The Mirror Trick: Webcams are mirrored by default. An X coordinate of 10 in real life might be 630 on screen. To fix this, we subtract the X coordinate from the video width: let invertedX = 640 - x;

Then we check all four boundaries. If the finger is within the left edge (195), right edge (445), top (150), and bottom (330) of the zone, it is inside.

let invertedX = 640 - x; // Fix the webcam mirror effect

let isInside = (invertedX > 195 && invertedX < 445 && y > 150 && y < 330);

if (isInside) {
    goalAlert.innerText = "GOAL SCORED!";
}

STEP 4: THE HARDWARE BRIDGE (Web Serial API)

Browsers run in a security sandbox that blocks hardware access. The Web Serial API bypasses this safely — when the user clicks "CONNECT", the browser asks for explicit permission to open a USB tunnel to the XIAO RP2350.
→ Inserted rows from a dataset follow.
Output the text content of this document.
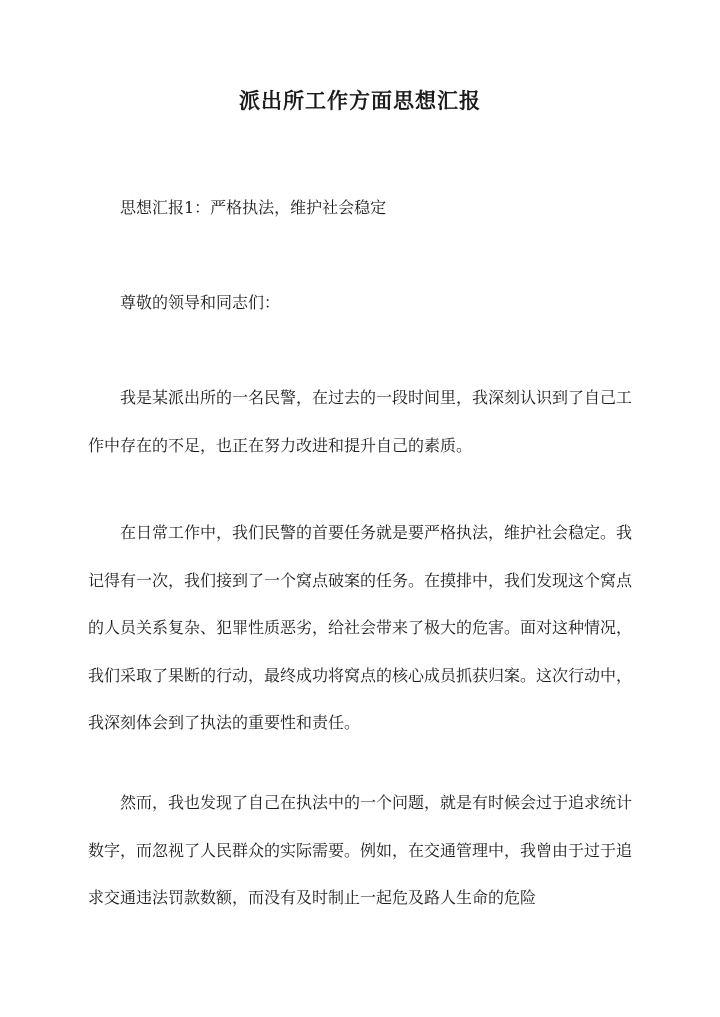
派出所工作方面思想汇报

思想汇报1：严格执法，维护社会稳定

尊敬的领导和同志们：

我是某派出所的一名民警，在过去的一段时间里，我深刻认识到了自己工作中存在的不足，也正在努力改进和提升自己的素质。

在日常工作中，我们民警的首要任务就是要严格执法，维护社会稳定。我记得有一次，我们接到了一个窝点破案的任务。在摸排中，我们发现这个窝点的人员关系复杂、犯罪性质恶劣，给社会带来了极大的危害。面对这种情况，我们采取了果断的行动，最终成功将窝点的核心成员抓获归案。这次行动中，我深刻体会到了执法的重要性和责任。

然而，我也发现了自己在执法中的一个问题，就是有时候会过于追求统计数字，而忽视了人民群众的实际需要。例如，在交通管理中，我曾由于过于追求交通违法罚款数额，而没有及时制止一起危及路人生命的危险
  • If isInside is true → send "1" through USB → LED turns ON.
  • If isInside is false → send "0" through USB → LED turns OFF.
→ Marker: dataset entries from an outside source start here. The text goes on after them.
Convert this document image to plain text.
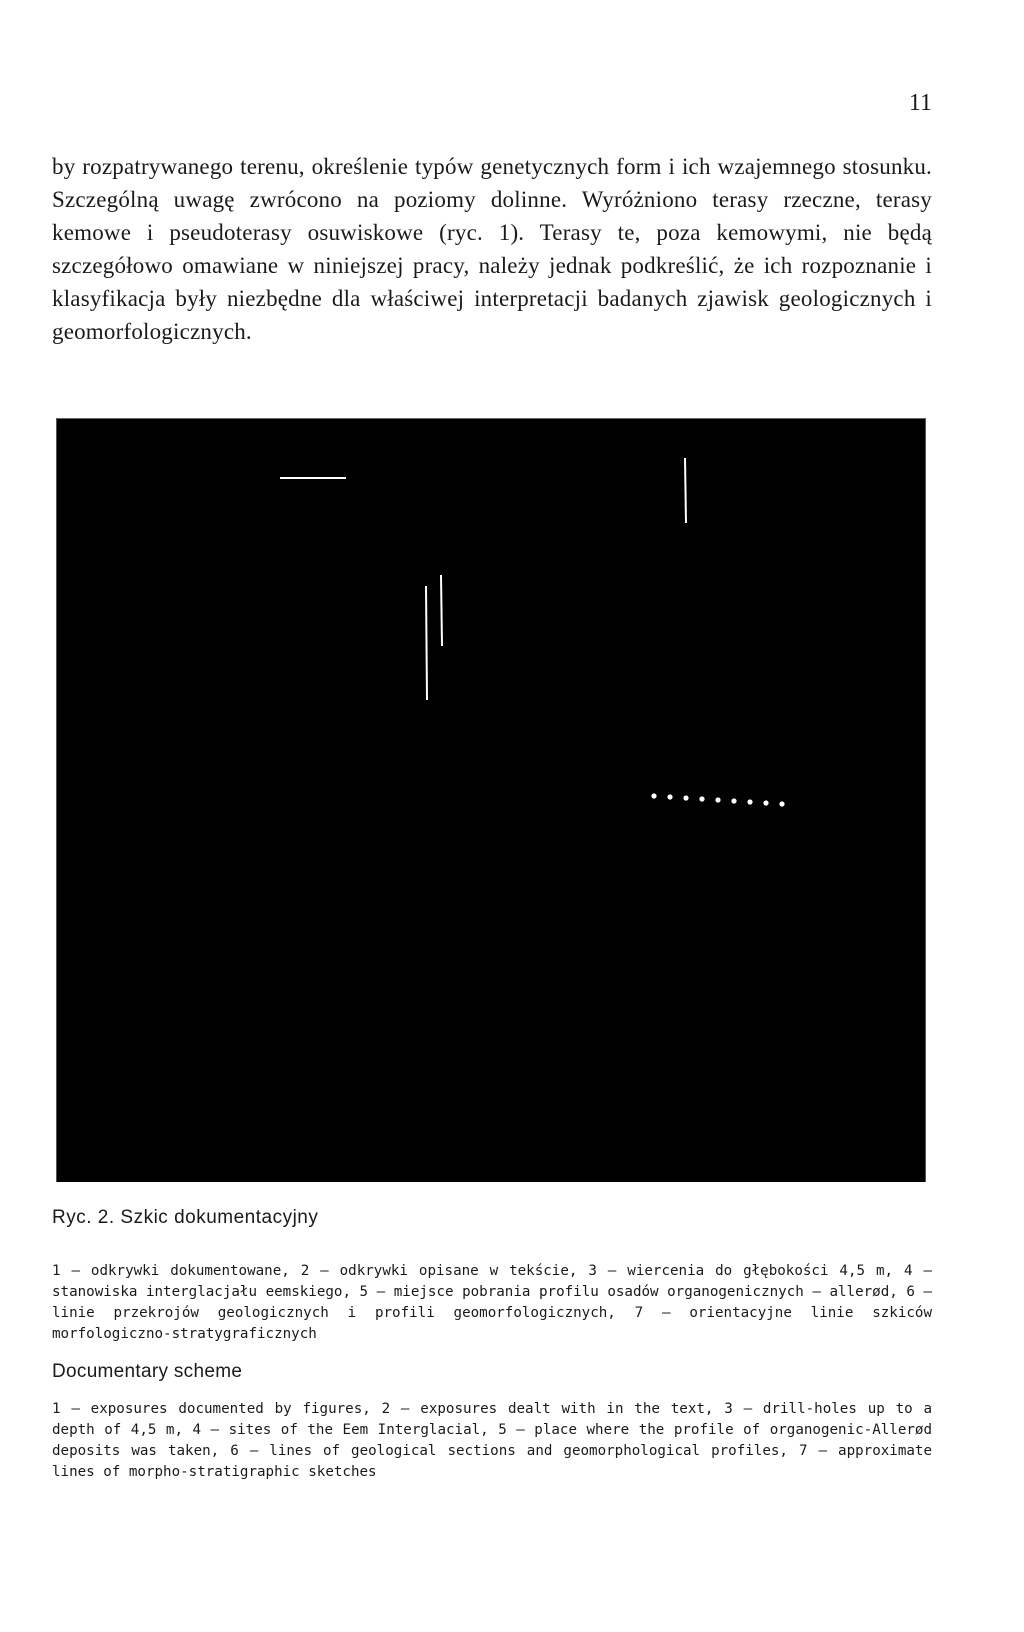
11
by rozpatrywanego terenu, określenie typów genetycznych form i ich wzajemnego stosunku. Szczególną uwagę zwrócono na poziomy dolinne. Wyróżniono terasy rzeczne, terasy kemowe i pseudoterasy osuwiskowe (ryc. 1). Terasy te, poza kemowymi, nie będą szczegółowo omawiane w niniejszej pracy, należy jednak podkreślić, że ich rozpoznanie i klasyfikacja były niezbędne dla właściwej interpretacji badanych zjawisk geologicznych i geomorfologicznych.
Ryc. 2. Szkic dokumentacyjny
1 — odkrywki dokumentowane, 2 — odkrywki opisane w tekście, 3 — wiercenia do głębokości 4,5 m, 4 — stanowiska interglacjału eemskiego, 5 — miejsce pobrania profilu osadów organogenicznych — allerød, 6 — linie przekrojów geologicznych i profili geomorfologicznych, 7 — orientacyjne linie szkiców morfologiczno-stratygraficznych
Documentary scheme
1 — exposures documented by figures, 2 — exposures dealt with in the text, 3 — drill-holes up to a depth of 4,5 m, 4 — sites of the Eem Interglacial, 5 — place where the profile of organogenic-Allerød deposits was taken, 6 — lines of geological sections and geomorphological profiles, 7 — approximate lines of morpho-stratigraphic sketches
The firmware on the XIAO is a perpetual listener. It waits for those two characters and reacts in milliseconds.

STEP 5: CONNECTING THE XIAO TO THE WEB INTERFACE

Before using the Web Serial connection, first upload the firmware to the XIAO RP2350 using Arduino IDE.

Once the code is uploaded successfully, make sure every Serial Monitor or Serial Plotter window is completely closed. If Arduino still has the serial port open, the browser will not be able to connect to the board.

After closing Arduino serial tools, open the AI web interface and press the "CONNECT XIAO RP2350" button.

The browser will display a port selection window — choose the USB port where the XIAO is connected.

Once connected, the system status changes from DISCONNECTED to ONLINE.

Before connecting XIAO
Before pressing CONNECT XIAO RP2350
After connecting XIAO
After selecting the XIAO serial port

02. SYSTEM IN ACTION: THE AI HUB

The web interface tracks the index finger via ML5.js and monitors its X/Y coordinates in real time. When the finger crosses into the dashed Goal Zone, the zone turns red, the dashboard displays "GOAL SCORED!", and a serial signal fires to the XIAO RP2350 — turning on the physical LED instantly.

VIDEO 1 — AI Interface Demo

Browser AI tracking the index finger — Goal Zone detection active, X/Y telemetry updating live.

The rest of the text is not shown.